Haitink was born in Amsterdam on March 4, 1929, studied violin and conducting at the Conservatorium van Amsterdam, and made his conducting debut with the Netherlands Radio Union Orchestra on July 9, 1954.
He conducted his first performance with the Concertgebouw, the Netherlands’ premier orchestra, on Nov, 7, 1956, became co-principal conductor with Eugen Jochum in 1961 and sole principal conductor in 1963, a position he held he held until 1988. Under his tenure, the Concertgebouw was considered among the world’s premier orchestras alongside the Berlin and Vienna Philharmonics.
Haitink was known for interpretations without flash.
“Haitink’s approach was more passionate than portentous, happily lacking in heaviness,” Associated Press critic Daniel J. Wakin wrote after a Brahms Symphony No. 2 with the Berlin Philharmonic at New York’s Carnegie Hall in 1991.
Haitink developed a lengthy and influential career in England, where he was chief conductor of the London Philharmonic from 1969-79 and music director of the Glynebourne Festival from 1978-88.

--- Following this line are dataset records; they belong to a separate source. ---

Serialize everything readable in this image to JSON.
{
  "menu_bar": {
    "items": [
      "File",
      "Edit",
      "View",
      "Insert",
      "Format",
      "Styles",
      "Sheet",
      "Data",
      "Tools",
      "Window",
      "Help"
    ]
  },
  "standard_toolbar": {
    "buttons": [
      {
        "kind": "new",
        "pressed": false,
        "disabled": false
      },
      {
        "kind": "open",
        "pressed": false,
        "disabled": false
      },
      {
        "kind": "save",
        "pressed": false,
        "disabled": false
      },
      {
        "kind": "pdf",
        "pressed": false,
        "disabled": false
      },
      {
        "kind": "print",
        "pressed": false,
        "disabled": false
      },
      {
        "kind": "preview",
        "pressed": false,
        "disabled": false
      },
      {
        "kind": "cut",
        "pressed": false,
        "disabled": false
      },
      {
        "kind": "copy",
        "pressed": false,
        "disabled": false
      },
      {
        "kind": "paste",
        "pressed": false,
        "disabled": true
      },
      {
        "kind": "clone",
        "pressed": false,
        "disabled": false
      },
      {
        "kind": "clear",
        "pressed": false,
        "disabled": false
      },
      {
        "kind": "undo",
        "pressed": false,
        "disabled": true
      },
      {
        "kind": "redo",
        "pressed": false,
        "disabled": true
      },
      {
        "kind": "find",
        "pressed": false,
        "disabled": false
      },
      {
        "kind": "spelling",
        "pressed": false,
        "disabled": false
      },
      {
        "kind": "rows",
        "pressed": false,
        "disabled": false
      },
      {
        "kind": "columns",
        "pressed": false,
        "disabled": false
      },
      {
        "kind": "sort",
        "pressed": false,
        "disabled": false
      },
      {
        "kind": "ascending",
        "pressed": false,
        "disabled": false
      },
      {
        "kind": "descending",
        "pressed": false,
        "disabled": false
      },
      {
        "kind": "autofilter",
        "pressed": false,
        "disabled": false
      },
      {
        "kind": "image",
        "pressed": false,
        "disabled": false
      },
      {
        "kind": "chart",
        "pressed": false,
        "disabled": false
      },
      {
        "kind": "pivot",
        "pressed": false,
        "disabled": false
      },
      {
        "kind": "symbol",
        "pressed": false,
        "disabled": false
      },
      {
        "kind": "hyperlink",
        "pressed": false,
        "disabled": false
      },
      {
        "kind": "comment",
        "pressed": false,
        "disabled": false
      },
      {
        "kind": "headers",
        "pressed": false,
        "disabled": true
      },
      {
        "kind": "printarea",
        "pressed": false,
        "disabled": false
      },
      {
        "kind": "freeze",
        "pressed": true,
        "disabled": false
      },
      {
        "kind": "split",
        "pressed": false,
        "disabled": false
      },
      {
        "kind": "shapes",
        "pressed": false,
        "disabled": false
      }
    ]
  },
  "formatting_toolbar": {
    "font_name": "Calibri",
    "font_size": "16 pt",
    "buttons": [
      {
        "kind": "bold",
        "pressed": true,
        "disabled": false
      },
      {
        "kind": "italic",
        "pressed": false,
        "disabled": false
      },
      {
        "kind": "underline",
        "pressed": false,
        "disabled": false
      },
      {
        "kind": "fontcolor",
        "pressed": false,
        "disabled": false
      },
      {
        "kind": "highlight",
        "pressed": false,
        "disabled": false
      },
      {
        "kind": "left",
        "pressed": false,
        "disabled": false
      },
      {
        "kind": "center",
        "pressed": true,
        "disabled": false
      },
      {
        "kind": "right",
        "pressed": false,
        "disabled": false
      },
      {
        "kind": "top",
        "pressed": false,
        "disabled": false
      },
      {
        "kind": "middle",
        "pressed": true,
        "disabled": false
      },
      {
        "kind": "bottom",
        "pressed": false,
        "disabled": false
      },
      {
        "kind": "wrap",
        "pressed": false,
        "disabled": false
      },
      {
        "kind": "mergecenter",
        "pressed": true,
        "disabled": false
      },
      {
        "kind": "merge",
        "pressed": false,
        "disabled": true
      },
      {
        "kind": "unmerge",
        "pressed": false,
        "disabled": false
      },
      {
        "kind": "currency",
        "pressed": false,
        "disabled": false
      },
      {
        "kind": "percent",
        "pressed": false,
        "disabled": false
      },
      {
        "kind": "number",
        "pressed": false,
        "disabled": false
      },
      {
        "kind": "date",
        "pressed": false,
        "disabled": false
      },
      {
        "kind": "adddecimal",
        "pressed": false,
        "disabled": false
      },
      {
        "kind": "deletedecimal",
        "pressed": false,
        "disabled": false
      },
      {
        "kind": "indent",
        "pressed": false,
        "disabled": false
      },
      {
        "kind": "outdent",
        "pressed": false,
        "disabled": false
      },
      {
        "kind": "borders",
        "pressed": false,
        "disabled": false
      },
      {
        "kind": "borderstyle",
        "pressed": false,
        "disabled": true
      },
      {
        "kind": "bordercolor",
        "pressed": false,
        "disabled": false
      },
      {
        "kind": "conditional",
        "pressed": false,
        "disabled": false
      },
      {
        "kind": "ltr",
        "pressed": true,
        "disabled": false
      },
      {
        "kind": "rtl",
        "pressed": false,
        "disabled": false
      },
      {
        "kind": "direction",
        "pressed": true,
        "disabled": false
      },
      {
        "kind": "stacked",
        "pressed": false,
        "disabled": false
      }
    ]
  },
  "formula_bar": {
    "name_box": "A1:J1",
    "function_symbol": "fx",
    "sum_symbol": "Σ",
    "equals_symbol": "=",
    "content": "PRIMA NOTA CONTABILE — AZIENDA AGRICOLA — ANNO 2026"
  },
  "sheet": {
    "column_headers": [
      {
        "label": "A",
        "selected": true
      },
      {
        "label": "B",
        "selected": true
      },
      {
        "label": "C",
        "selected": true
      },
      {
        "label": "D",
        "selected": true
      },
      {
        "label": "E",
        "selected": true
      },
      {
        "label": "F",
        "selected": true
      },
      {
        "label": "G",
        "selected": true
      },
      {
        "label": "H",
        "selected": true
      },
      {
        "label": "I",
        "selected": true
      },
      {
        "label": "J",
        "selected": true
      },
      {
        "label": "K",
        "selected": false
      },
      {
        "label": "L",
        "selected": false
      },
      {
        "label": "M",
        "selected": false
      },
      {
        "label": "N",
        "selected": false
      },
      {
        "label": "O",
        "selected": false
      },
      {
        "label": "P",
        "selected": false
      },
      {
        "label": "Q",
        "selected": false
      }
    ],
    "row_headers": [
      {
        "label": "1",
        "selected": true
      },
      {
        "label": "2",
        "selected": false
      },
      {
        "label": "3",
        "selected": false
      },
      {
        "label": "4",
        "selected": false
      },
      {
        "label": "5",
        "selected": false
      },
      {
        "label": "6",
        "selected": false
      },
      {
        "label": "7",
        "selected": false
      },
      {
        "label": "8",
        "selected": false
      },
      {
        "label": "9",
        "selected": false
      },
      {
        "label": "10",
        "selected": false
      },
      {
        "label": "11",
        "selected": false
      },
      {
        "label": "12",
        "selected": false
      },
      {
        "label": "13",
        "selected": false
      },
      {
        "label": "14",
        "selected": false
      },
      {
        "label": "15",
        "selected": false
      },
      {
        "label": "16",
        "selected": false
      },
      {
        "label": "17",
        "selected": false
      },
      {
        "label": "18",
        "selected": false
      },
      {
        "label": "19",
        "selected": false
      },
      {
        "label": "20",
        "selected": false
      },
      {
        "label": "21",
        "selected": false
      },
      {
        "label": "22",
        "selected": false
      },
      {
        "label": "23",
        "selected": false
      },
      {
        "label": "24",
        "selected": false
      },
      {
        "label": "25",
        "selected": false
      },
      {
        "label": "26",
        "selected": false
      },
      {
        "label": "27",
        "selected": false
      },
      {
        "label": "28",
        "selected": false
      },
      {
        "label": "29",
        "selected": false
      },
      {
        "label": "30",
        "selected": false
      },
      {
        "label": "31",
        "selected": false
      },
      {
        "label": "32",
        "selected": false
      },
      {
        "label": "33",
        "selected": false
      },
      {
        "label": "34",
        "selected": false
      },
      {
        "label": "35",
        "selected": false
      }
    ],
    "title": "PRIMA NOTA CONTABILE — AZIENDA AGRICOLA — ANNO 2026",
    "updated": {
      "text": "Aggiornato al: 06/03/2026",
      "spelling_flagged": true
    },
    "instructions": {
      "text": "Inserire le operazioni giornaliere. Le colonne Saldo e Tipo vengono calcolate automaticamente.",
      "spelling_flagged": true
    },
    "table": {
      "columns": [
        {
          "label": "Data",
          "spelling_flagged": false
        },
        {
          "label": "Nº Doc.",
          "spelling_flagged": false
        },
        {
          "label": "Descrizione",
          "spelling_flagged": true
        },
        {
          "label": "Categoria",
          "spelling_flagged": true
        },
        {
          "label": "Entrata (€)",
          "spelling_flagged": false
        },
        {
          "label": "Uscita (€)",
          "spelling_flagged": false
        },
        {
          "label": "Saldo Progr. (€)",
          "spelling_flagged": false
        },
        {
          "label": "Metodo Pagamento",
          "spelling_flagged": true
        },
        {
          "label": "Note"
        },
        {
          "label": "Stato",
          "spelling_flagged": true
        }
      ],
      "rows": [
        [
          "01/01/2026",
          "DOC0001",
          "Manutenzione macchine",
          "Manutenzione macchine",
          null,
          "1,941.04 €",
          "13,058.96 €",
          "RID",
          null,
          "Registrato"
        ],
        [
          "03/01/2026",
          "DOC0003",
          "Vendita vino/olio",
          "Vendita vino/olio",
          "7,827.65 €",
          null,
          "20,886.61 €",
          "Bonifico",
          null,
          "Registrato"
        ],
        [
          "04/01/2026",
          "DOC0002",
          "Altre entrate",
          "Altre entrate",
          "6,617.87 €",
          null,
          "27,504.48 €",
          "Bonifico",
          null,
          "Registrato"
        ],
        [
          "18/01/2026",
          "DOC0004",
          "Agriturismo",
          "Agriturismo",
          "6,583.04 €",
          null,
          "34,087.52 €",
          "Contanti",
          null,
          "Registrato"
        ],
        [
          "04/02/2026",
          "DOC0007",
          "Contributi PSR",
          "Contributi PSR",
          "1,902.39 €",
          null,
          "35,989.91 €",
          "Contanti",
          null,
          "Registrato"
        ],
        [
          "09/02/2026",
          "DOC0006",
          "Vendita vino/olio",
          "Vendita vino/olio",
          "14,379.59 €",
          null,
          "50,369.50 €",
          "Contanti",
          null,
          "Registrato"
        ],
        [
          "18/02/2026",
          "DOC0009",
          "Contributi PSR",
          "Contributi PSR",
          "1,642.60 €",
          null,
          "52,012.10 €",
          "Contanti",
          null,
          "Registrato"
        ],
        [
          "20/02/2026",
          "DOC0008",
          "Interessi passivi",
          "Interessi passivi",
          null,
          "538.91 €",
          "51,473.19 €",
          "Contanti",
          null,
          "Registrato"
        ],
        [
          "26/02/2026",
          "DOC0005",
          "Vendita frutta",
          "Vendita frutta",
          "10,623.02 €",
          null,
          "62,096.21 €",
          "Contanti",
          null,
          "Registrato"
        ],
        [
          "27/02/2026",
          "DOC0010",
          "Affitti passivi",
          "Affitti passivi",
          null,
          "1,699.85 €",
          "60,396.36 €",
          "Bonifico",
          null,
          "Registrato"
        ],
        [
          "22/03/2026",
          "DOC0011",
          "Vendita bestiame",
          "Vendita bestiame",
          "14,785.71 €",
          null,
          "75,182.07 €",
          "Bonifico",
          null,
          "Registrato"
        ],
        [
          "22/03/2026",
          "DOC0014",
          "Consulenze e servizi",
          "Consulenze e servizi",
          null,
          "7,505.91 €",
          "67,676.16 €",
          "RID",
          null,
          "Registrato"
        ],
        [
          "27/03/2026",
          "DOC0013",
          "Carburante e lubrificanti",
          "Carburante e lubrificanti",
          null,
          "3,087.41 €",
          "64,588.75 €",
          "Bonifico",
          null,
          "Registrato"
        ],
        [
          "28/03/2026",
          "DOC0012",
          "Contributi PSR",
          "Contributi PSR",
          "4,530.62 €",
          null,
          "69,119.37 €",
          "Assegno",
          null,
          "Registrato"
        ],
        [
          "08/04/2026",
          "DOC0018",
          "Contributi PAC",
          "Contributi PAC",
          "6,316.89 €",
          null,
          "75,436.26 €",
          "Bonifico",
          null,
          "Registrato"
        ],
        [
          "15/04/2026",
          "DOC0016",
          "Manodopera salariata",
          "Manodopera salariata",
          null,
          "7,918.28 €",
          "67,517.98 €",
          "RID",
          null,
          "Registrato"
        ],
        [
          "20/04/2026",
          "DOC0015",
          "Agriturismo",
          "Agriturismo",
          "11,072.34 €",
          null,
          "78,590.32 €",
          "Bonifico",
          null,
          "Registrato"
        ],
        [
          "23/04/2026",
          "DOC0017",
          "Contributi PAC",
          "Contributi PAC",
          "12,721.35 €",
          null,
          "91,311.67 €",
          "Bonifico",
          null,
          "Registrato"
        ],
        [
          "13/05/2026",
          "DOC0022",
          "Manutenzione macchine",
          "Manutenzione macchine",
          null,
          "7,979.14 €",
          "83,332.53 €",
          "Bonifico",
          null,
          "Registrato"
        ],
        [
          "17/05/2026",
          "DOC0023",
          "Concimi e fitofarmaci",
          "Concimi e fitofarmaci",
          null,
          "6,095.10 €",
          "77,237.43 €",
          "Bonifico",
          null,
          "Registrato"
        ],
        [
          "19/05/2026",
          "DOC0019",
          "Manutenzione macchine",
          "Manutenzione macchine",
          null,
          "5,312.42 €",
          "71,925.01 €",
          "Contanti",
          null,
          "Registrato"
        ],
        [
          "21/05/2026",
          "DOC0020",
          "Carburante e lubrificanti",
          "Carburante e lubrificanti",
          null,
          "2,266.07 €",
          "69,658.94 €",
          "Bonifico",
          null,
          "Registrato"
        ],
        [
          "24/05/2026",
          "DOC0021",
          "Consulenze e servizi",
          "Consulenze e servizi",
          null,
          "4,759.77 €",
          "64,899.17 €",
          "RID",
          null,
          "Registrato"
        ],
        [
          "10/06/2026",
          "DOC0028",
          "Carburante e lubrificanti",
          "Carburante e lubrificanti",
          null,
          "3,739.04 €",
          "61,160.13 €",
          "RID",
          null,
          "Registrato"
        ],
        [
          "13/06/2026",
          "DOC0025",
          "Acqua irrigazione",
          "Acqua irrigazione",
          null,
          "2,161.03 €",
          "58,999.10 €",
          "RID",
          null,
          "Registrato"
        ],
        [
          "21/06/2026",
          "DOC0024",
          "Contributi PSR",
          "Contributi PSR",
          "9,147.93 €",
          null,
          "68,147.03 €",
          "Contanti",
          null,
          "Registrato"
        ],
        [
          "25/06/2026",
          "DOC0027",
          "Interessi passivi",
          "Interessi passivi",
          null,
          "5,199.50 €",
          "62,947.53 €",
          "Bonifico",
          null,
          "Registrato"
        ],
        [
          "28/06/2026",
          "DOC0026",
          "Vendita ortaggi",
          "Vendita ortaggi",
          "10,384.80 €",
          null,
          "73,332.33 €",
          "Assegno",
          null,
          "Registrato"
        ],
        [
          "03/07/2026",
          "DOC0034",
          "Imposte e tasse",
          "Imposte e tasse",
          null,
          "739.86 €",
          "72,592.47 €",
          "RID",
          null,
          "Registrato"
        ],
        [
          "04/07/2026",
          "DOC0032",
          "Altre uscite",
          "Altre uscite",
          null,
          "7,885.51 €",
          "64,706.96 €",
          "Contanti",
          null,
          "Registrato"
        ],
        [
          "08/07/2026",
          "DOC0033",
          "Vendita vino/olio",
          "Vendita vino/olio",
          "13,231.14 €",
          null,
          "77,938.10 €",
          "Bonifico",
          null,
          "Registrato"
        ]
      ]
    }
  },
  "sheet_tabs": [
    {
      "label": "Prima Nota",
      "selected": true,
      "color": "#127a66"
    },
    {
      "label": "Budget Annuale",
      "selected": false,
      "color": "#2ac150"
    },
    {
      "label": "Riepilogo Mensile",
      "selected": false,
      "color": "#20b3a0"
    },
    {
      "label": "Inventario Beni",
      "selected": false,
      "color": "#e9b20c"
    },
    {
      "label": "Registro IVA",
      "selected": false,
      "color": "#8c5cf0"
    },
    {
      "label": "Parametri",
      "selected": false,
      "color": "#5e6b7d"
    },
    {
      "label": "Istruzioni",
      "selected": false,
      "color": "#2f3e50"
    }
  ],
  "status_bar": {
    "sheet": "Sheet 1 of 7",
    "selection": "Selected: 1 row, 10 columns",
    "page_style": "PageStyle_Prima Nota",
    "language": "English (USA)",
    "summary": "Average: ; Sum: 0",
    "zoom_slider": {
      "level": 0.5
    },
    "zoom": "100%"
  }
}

He succeeded Colin Davis as music director of The Royal Opera, Covent Garden, in 1987 and held the position until 2002. Among the highlights of his tenure were a color-splashed Graham Vick production of Verdi’s “Falstaff” that reopened the refurbished Royal Opera House in December 1999.
“If we have seen a lot of Haitink here in the concert hall and the opera house over the past three decades and more, that has been our gain, for he is one of the leading conductors of our age, a superbly natural musician who brings a rare combination of rigour and expressiveness to everything he tackles,” Andrew Clements wrote in the Guardian before Haitink stepped down from Covent Garden. “Haitink’s performances have always been a reflection of the man himself: direct, unshowy and profoundly truthful.”
Haitink was principal conductor of the Chicago Symphony Orchestra from 2006-10, between the terms of music directors Daniel Barenboim and and Riccardo Muti, and became principal guest conductor of the Boston Symphony Orchestra from 1995-2004. He was also principal conductor of the European Union Youth Orchestra from 1994-2000.
“His loss leaves an immense void in the world of music,” Muti said in a statement.
Dutch Prime Minister Mark Rutte, himself a keen pianist, paid tribute to Haitink after a European Union summit in Brussels.
“Sadly, he is no longer with us. We will miss him greatly, all music lovers around the world,” he said.
Haitink conducted 111 performances with the Vienna Philharmonic, making his debut in February 1972 and leading the ensemble on tour to Costa Mesa, California, and Carnegie Hall in 2002. He conducted his final four concerts with that orchestra at age 90 from Aug. 30 to Sept. 6, 2019, programs of Beethoven and Bruckner in Salzburg, Austria; London; and Lucerne, Switzerland.
“The music world has lost a great conductor and advocate for classical music,” said General Director of the Concertgebouw Simon Reinink. “We cherish fond memories of the unforgettable concerts he conducted in our building for more than sixty years.”
Haitink was nominated for nine Grammy Awards and won two, for 2003 opera recording with the Royal Opera for Janácek’s “Jenufa” and for 2008 orchestral performance with the Chicago Symphony Orchestra for Shostakovich’s Symphony No. 4.
His recordings include Beethoven and Brahms symphony cycles for the London Symphony Orchestra’s LSO Live label, and an extensive library for Phillips and EMI.